Some recent studies have compared OSEM with newly implicated reconstruction algorithms. The impact of the point spread function (PSF) (Siemens HD) was analysed in a similar context in a study of Enilorac et al. [22]. The authors reviewed 195 PET/CT scans in patients with diffuse large B cell lymphoma. Despite the difference in the technique, the obtained results were similar to ours. Discordant values of the DS were found in 14% of patients, and a classification change in terms of negativity-positivity was observed in 5% (the respective values in our study were 15.7% and 4.3%). However, it should be highlighted that, as opposed to our study, the authors did not exclude patients with DS = 1. Therefore, these data are not quite directly comparable. Moreover, in contrast to our study, the change in interpretation was not only conversion to positivity. Their algorithm led not only to upstaging to positivity (4 cases) but also to downstaging to negativity in one patient. A study similar to ours was recently performed by Ly et al. comparing the Q.Clear and EARL standards. In their study, 54 PET/CT scans in patients with lymphoma were reviewed [23]. The authors found a discordance between both standards in one third of the patients, and in 5 cases (9.3%), the use of Q.Clear caused conversion to the PET-positive group. Thus, the impact of the Q.Clear algorithm was noted in a larger proportion of patients than in our study. It can be speculated that this difference may be caused by the different beta values: 500 was used in the study by Ly et al. compared to 350 in our paper.

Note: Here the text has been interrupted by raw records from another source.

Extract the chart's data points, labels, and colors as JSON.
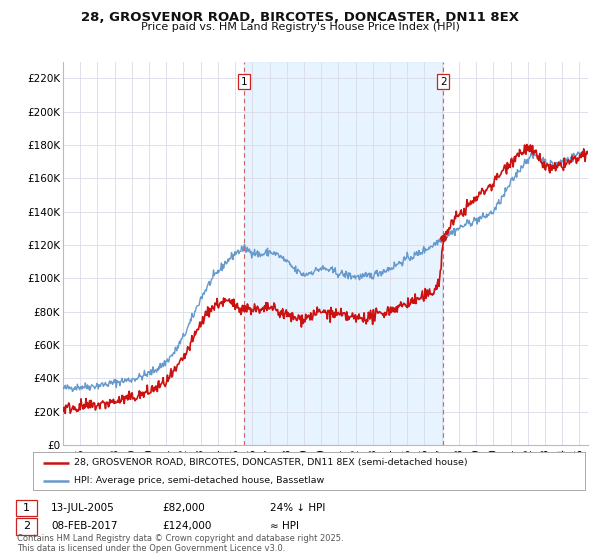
{
  "title1": "28, GROSVENOR ROAD, BIRCOTES, DONCASTER, DN11 8EX",
  "title2": "Price paid vs. HM Land Registry's House Price Index (HPI)",
  "background_color": "#ffffff",
  "plot_bg_color": "#ffffff",
  "grid_color": "#d8dce8",
  "hpi_color": "#6699cc",
  "price_color": "#cc1111",
  "shade_color": "#ddeeff",
  "vline_color": "#cc6666",
  "ylim": [
    0,
    230000
  ],
  "yticks": [
    0,
    20000,
    40000,
    60000,
    80000,
    100000,
    120000,
    140000,
    160000,
    180000,
    200000,
    220000
  ],
  "ytick_labels": [
    "£0",
    "£20K",
    "£40K",
    "£60K",
    "£80K",
    "£100K",
    "£120K",
    "£140K",
    "£160K",
    "£180K",
    "£200K",
    "£220K"
  ],
  "xlim_start": 1995.0,
  "xlim_end": 2025.5,
  "sale1_date": 2005.53,
  "sale1_price": 82000,
  "sale1_label": "1",
  "sale2_date": 2017.1,
  "sale2_price": 124000,
  "sale2_label": "2",
  "legend_line1": "28, GROSVENOR ROAD, BIRCOTES, DONCASTER, DN11 8EX (semi-detached house)",
  "legend_line2": "HPI: Average price, semi-detached house, Bassetlaw",
  "ann1_date": "13-JUL-2005",
  "ann1_price": "£82,000",
  "ann1_note": "24% ↓ HPI",
  "ann2_date": "08-FEB-2017",
  "ann2_price": "£124,000",
  "ann2_note": "≈ HPI",
  "copyright": "Contains HM Land Registry data © Crown copyright and database right 2025.\nThis data is licensed under the Open Government Licence v3.0."
}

Therapeutic decisions in lymphoma patients are mostly based on clinical guidelines, such as those of the National Comprehensive Cancer Network (NCCN), in which PET/CT examination plays a pivotal role [24, 25]. There is hardly any other disease with such a strong influence of PET/CT on clinical decisions. The interpretation of PET/CT images based on precise criteria such as the DS is of crucial importance. Those criteria and guidelines were developed before the introduction of new reconstruction algorithms such as Q.Clear for PET/CT scanners and were based on previous PET system generations. Commonly used recommendations of scientific societies, including the Lugano classification, are based on numerous large prospective clinical studies [14, 26] in which the routine OSEM reconstruction algorithm was used in all scanners from all manufacturers. Novel reconstruction algorithms, such as Q.Clear, aiming at the improvement of the tumour detection rate or improvement of spatial resolution are very helpful in various clinical conditions. We must be aware, however, of the potential pitfalls caused by this new technology. Nevertheless, the differences between OSEM and Q.Clear, which have been presented in this study, are minor and refer to only some aspects of clinical decision making. They do not allow us to unequivocally acknowledge the new technology as ready for introduction into clinical practice in lymphoma management. Further multicentre studies involving large patient cohorts and long follow-up could be potentially helpful in elucidating the impact of Q.Clear and other innovative reconstruction algorithms on the management in lymphoma.

Conclusions

According to the presented results and our experience, the routine use of the Q.Clear algorithm alone for therapeutic decisions in patients with lymphoma seems to be uncertain, mainly because of the incompatibility with the current guidelines and recommendations. Therefore, we suggest that the Q.Clear reconstructive algorithm not be used in the evaluation of images for the assessment of treatment response both during and after therapy unless its verification in large-scale clinical trials occurs. Despite no apparent need for the withdrawal of Q.Clear in staging as well as in the detection of relapse, we still suggest the use of the standard OSEM reconstruction algorithm in all stages of management for comparability reasons.